Istilah “Repelita” membawa gema masa lalu, ketika pembangunan disusun dalam rencana lima tahunan dan masa depan dipercaya dapat ditata melalui tabel, angka, serta pidato panjang. Cherrypop meminjam bunyinya untuk menyusun rencana lain: mengingat manusia, perjumpaan, dan pengalaman yang tumbuh selama lima tahun festival.
Sejak Panic Room, Swasembada Musik, Selamet Bermusik, hingga Gelanggang Musik, Cherrypop konsisten membaca sejarah sosial-politik melalui kebudayaan populer.
Kata-kata besar diturunkan dari mimbar, dibawa ke lapangan, lalu dipertemukan dengan orang-orang yang menonton konser sambil duduk di rumput. Di tangan Cherrypop, sejarah tak hanya tersimpan dalam buku pelajaran. Ia dapat berbunyi melalui gitar yang sumbang, poster yang ditempel miring, kaset yang kusut, dan ribuan pasang kaki yang berderap menuju panggung.
Rekreasi, sebab festival seharusnya terasa seperti liburan. Orang perlu berhenti sejenak dari rutinitas yang makin gaduh, duduk di rerumputan, berjalan tanpa tergesa, dan mendengarkan musik tanpa merasa sedang mengejar sesuatu.
Perpindahan ke kawasan Prambanan menjadi usaha memberi ruang yang lebih lapang bagi pengalaman tersebut. Orang boleh datang untuk band kesukaannya, lalu tersesat menuju pertunjukan yang tak dikenalnya dan pulang membawa kesukaan baru.
Peristiwa, sebab Cherrypop selalu menghendaki dirinya sebagai titik temu. Di sana, subkultur, komunitas, musisi, perupa, sineas, pedagang rilisan, pembuat kaus, penulis, pengarsip, keluarga, dan masyarakat umum saling berpapasan. Musik hanyalah alasan pertama untuk datang.
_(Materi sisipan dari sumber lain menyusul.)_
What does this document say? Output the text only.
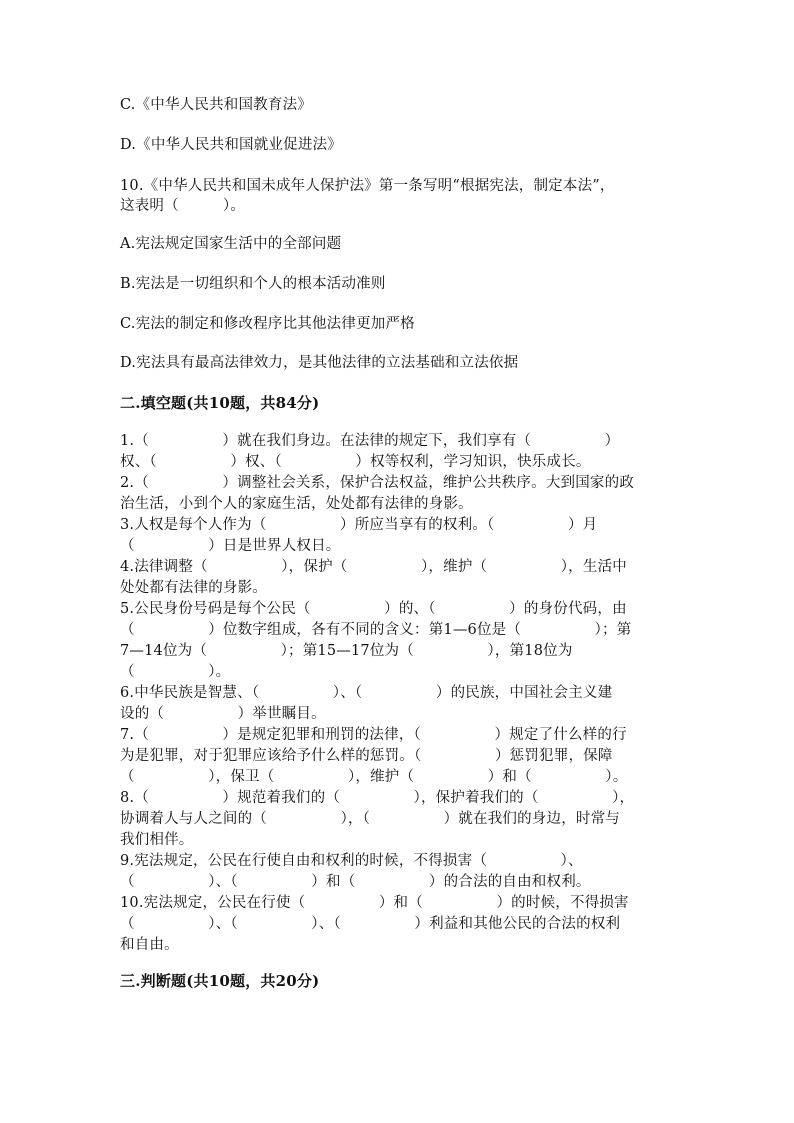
C.《中华人民共和国教育法》
D.《中华人民共和国就业促进法》
10.《中华人民共和国未成年人保护法》第一条写明“根据宪法，制定本法”，
这表明（　　　）。
A.宪法规定国家生活中的全部问题
B.宪法是一切组织和个人的根本活动准则
C.宪法的制定和修改程序比其他法律更加严格
D.宪法具有最高法律效力，是其他法律的立法基础和立法依据
二.填空题(共10题，共84分)
1.（　　　　　）就在我们身边。在法律的规定下，我们享有（　　　　　）
权、（　　　　　）权、（　　　　　）权等权利，学习知识，快乐成长。
2.（　　　　　）调整社会关系，保护合法权益，维护公共秩序。大到国家的政
治生活，小到个人的家庭生活，处处都有法律的身影。
3.人权是每个人作为（　　　　　）所应当享有的权利。（　　　　　）月
（　　　　　）日是世界人权日。
4.法律调整（　　　　　），保护（　　　　　），维护（　　　　　），生活中
处处都有法律的身影。
5.公民身份号码是每个公民（　　　　　）的、（　　　　　）的身份代码，由
（　　　　　）位数字组成，各有不同的含义：第1—6位是（　　　　　）；第
7—14位为（　　　　　）；第15—17位为（　　　　　），第18位为
（　　　　　）。
6.中华民族是智慧、（　　　　　）、（　　　　　）的民族，中国社会主义建
设的（　　　　　）举世瞩目。
7.（　　　　　）是规定犯罪和刑罚的法律，（　　　　　）规定了什么样的行
为是犯罪，对于犯罪应该给予什么样的惩罚。（　　　　　）惩罚犯罪，保障
（　　　　　），保卫（　　　　　），维护（　　　　　）和（　　　　　）。
8.（　　　　　）规范着我们的（　　　　　），保护着我们的（　　　　　），
协调着人与人之间的（　　　　　），（　　　　　）就在我们的身边，时常与
我们相伴。
9.宪法规定，公民在行使自由和权利的时候，不得损害（　　　　　）、
（　　　　　）、（　　　　　）和（　　　　　）的合法的自由和权利。
10.宪法规定，公民在行使（　　　　　）和（　　　　　）的时候，不得损害
（　　　　　）、（　　　　　）、（　　　　　）利益和其他公民的合法的权利
和自由。
三.判断题(共10题，共20分)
Setelah itu, segala kemungkinan dapat terjadi: kawan lama ditemukan, kerja sama dimulai, pertengkaran diselesaikan, band dibentuk, gagasan dicatat di belakang tiket, atau cinta tumbuh di dekat penjual makanan dan minuman.
Lima Tahun, sebab usia itu cukup panjang untuk menoleh tanpa kehilangan keberanian berjalan. Ada jejak yang ditinggalkan, kekeliruan yang perlu diakui, pelajaran yang dipungut, serta wajah-wajah yang pernah hadir dan tak lagi ditemukan. Perayaan ini mengingat lima tahun pertama sekaligus membayangkan lima tahun berikutnya.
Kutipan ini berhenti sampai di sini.